Un film très académique , aux intentions très louables, ambitieux , mais qui est souvent ennuyeux. Plein de bonne volonté, la partie sur l'enfance est bien faite, la destinée de cette poétesse maudite est atypique ,les acteurs sont bons , mais n'arrivent pas à enlever le film sur des sommets.
Beau biopic, bien interprété, la reconstitution niveau costumes et décors est géniale; cependant quelques passages sont soporifiques et longuets à mon goût. Tranches de vie d'une personnalité complexe qui ne laisse pas complètement indifférent.
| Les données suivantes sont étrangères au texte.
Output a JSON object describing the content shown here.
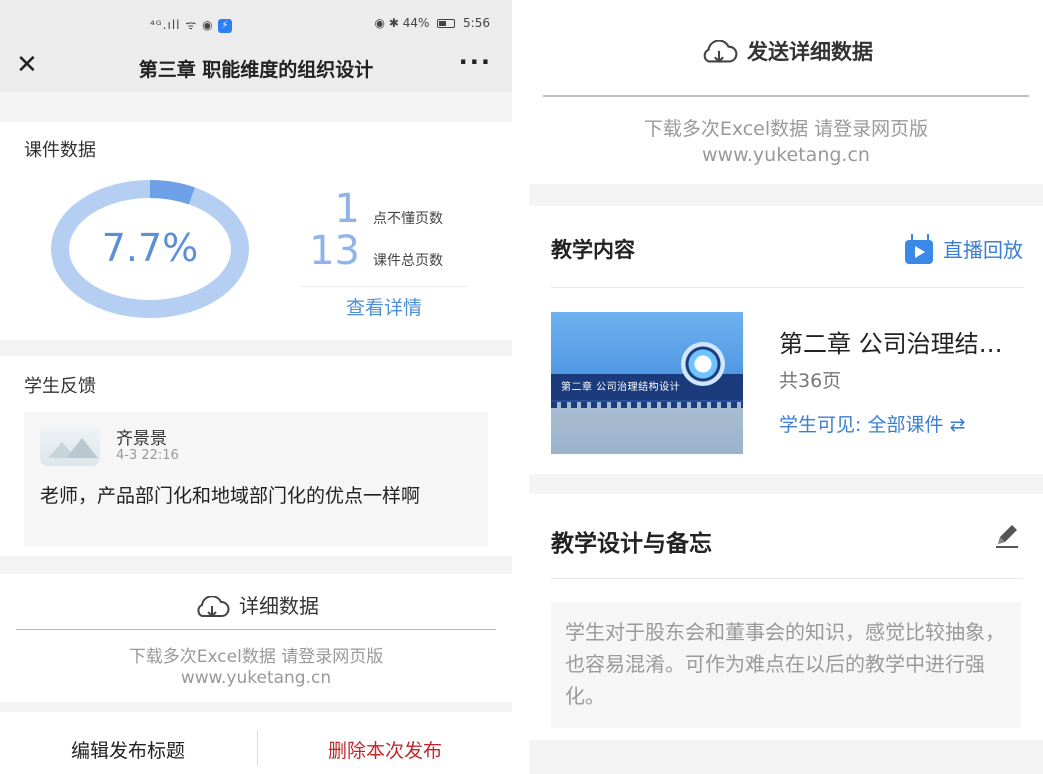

Deuxième long-métrage de la cinéaste néo-zélandaise Jane Campion, Un ange à ma table est une adaptation de l’autobiographie de sa compatriote Janet Frame, écrivaine qu’elle admirait tout particulièrement et dont elle souhaitait porter l'œuvre à l’écran. Par petites touches et à travers de délicates tranches de vie, elle nous fait donc suivre la vie de Janet à partir des années 30 jusqu’aux années 60. Issue d’un milieu très populaire, cette jeune fille au physique atypique va se passionner pour la littérature au contact des livres et de différentes personnes qui sauront l’y guider. Modernisant le genre du biopic tout en adoptant un ton classique – dans le sens le plus noble du terme – Jane Campion réalisait un film fort et émouvant, assumant un rôle pionnier de par son point de vue féminin, qui racontait le cheminement et la lutte d’une artiste fragile et inadaptée au monde dans lequel elle évolue.
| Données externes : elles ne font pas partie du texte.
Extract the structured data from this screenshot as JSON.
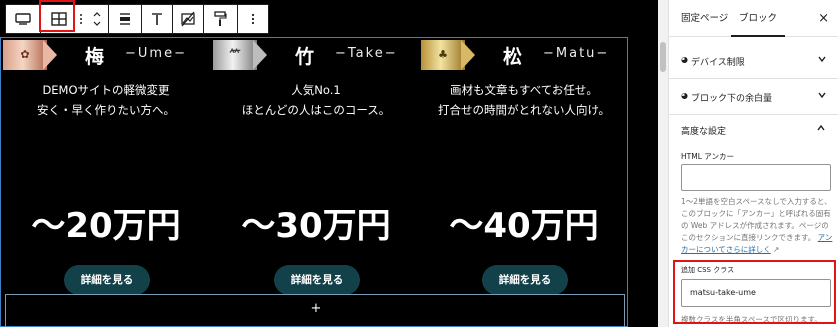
{
  "toolbar": {
    "buttons": [
      "mobile-icon",
      "grid-icon",
      "drag-handle-icon",
      "move-updown-icon",
      "align-justify-icon",
      "align-top-icon",
      "no-image-icon",
      "paint-roller-icon",
      "more-options-icon"
    ]
  },
  "plans": [
    {
      "kanji": "梅",
      "romaji": "−Ume−",
      "line1": "DEMOサイトの軽微変更",
      "line2": "安く・早く作りたい方へ。",
      "price": "〜20万円",
      "button": "詳細を見る",
      "accent": "#c48a6a"
    },
    {
      "kanji": "竹",
      "romaji": "−Take−",
      "line1": "人気No.1",
      "line2": "ほとんどの人はこのコース。",
      "price": "〜30万円",
      "button": "詳細を見る",
      "accent": "#9a9a9a"
    },
    {
      "kanji": "松",
      "romaji": "−Matu−",
      "line1": "画材も文章もすべてお任せ。",
      "line2": "打合せの時間がとれない人向け。",
      "price": "〜40万円",
      "button": "詳細を見る",
      "accent": "#c9a84a"
    }
  ],
  "add_block": "+",
  "sidebar": {
    "tab_page": "固定ページ",
    "tab_block": "ブロック",
    "close": "×",
    "panels": [
      {
        "label": "デバイス制限"
      },
      {
        "label": "ブロック下の余白量"
      }
    ],
    "advanced": {
      "title": "高度な設定",
      "html_anchor_label": "HTML アンカー",
      "html_anchor_value": "",
      "help_text": "1〜2単語を空白スペースなしで入力すると、このブロックに「アンカー」と呼ばれる固有の Web アドレスが作成されます。ページのこのセクションに直接リンクできます。",
      "help_link": "アンカーについてさらに詳しく",
      "css_label": "追加 CSS クラス",
      "css_value": "matsu-take-ume",
      "css_help": "複数クラスを半角スペースで区切ります。"
    }
  },
  "colors": {
    "canvas_bg": "#000000",
    "button_bg": "#12414a",
    "highlight": "#e01414",
    "link": "#2271b1"
  }
}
2ème long-métrage de Jane Campion ou le portrait sensible d'une femme unique, marginalisée en raison d'une timidité maladive. Un sens aigu de la narration et des choix plastiques forts font de "Un ange à ma table" une oeuvre envoutante et intemporelle. Les plans de pâturage au pied de la colline, liens avec la maison familiale, sont d'une indéfinissable poésie, celui où Jane accompagne une vache est sublime.
magnifique film de Jane Campion qui s'appuie sur l'autobiographie de la poétesse Janet Frame et nous dépeint l'enfance, l'adolescence et la jeune femme inadaptée, trop habitée par sa passion pour la poésie et qui sera victime d'acharnement thérapeutique dont elle ne se remettra jamais. film bouleversant .
"Un ange à ma table" m'a personnellement sidéré. Ce film s'est insinué en moi, étrange, suspendu... Comment expliquer, c'est un peu à l'instar de "La leçon de piano", le film de Jane Campion, on en sort plus que jamais grandi, magnifié par le ton qu'emploie la réalisatrice. L'histoire et les images sont assurément réalistes. Pourtant, des personnages (fantastiques!), de la mise en scène, de la photographie, des ces teintes sépia utilisées, ressort comme un grand conte cruel et surréaliste, absurde et poétique... Peut-être à l'image de l'oeuvre de Janet Frame... Un film que j'aime tendrement...
On a du mal à se laisser convaincre par l'histoire de cette écrivaine hors norme, qui avait pourtant tout pour faire un film intéressant. Mais à force d'ellipses et de litotes, "Un ange à ma table" finit par se vider de toute émotion et par sombrer dans la monotonie.
Malgré quelques longueurs, Un ange à ma table est un film poignant et bouleversant, à la fois juste et délicat, sensible mais sans aucune sensiblerie où Kerry Fox incarne magistralement une Janet Frame au bord du gouffre...
Un film un peu trop long (2h38); autobiogaphique qui ne suscite pas grand intérêt malgré le jeu de l'actrice principale. Je préfère "La leçon de piano" de Jane Campion.